Dans un établissement maraîcher, tout le monde se levant avant le jour, on mange à sept heures du matin, en travaillant ; on déjeune à dix heures ; on dîne à deux heures ; on soupe de huit à dix heures du soir, selon les saisons. Le maître et la maîtresse, les enfants, la fille et les garçons à gages mangent ensemble à la même table. Le respect et la décence y sont rigoureusement observés ; jamais on ne profère aucun propos équivoque ou inconvenant devant les enfants ; aussi les garçons contractent-ils l’habitude d’être réservés dans leurs paroles et s’abstiennent-ils des excès que l’on blâme avec raison chez les ouvriers des autres classes. Le maître ne prend jamais un ton de hauteur sur ses garçons, il se rappelle qu’il a été garçon lui-même. Son autorité ne se fait remarquer que dans la direction des travaux et pour que chaque chose soit faite à propos.

Nous ne connaissons pas de rivalité jalouse ; nous ne connaissons qu’une vive, une louable émulation ; nous nous portons réciproquement un véritable intérêt, une amitié franche.

Trop nombreux pour nous réunir tous ensemble, chaque année, pour fêter notre patron saint Fiacre, nous nous divisons en plusieurs confréries. Au moyen d’une cotisation, chaque confrérie fait orner et décorer son église. Le parfum des fleurs s’y mêle à celui de l’encens. On chante une messe en musique ; le prêtre appelle les bénédictions du ciel sur les travaux des jardiniers.

Après la cérémonie de l’église, chaque confrérie se réunit à un banquet, souvent suivi d’un bal, mais qui cesse aussitôt l’heure du départ pour la halle.

Une gaieté franche préside toujours à ces fêtes ; on n’y voit jamais aucun désordre, aucun excès : les jardiniers nomment entre eux des commissaires pour veiller au bon ordre, et rarement ces commissaires ont besoin de faire usage de leurs pouvoirs.

Jamais on ne voit ni vieux maraîchers ni vieilles maraîchères avoir recours à la charité publique, comme on en voit tant d’exemples dans beaucoup d’autres classes.

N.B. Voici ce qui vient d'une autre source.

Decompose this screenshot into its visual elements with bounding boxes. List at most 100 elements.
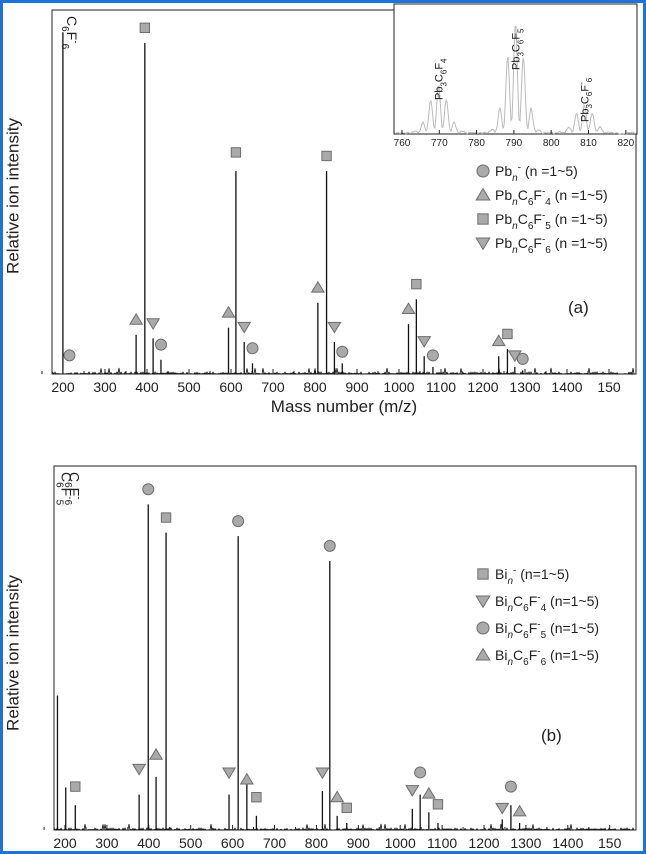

Ce n’est pas, cependant, que tous les maraîchers et maraîchères puissent se mettre à l’abri des besoins sur leurs vieux jours ; mais ils sont tellement accoutumés à travailler, qu’ils ne conçoivent pas qu’on puisse vivre autrement que par le travail : ainsi, ceux qui n’ont pu faire d’économies, qui n’ont pas de famille ou qui ont éprouvé des malheurs, et qui n’en éprouve dans la vie ! vont, pour un faible salaire, offrir leurs services à leurs confrères plus heureux, et ceux-ci vont toujours au-devant d’eux, et toujours se font un devoir de les accueillir et de les occuper selon leurs forces.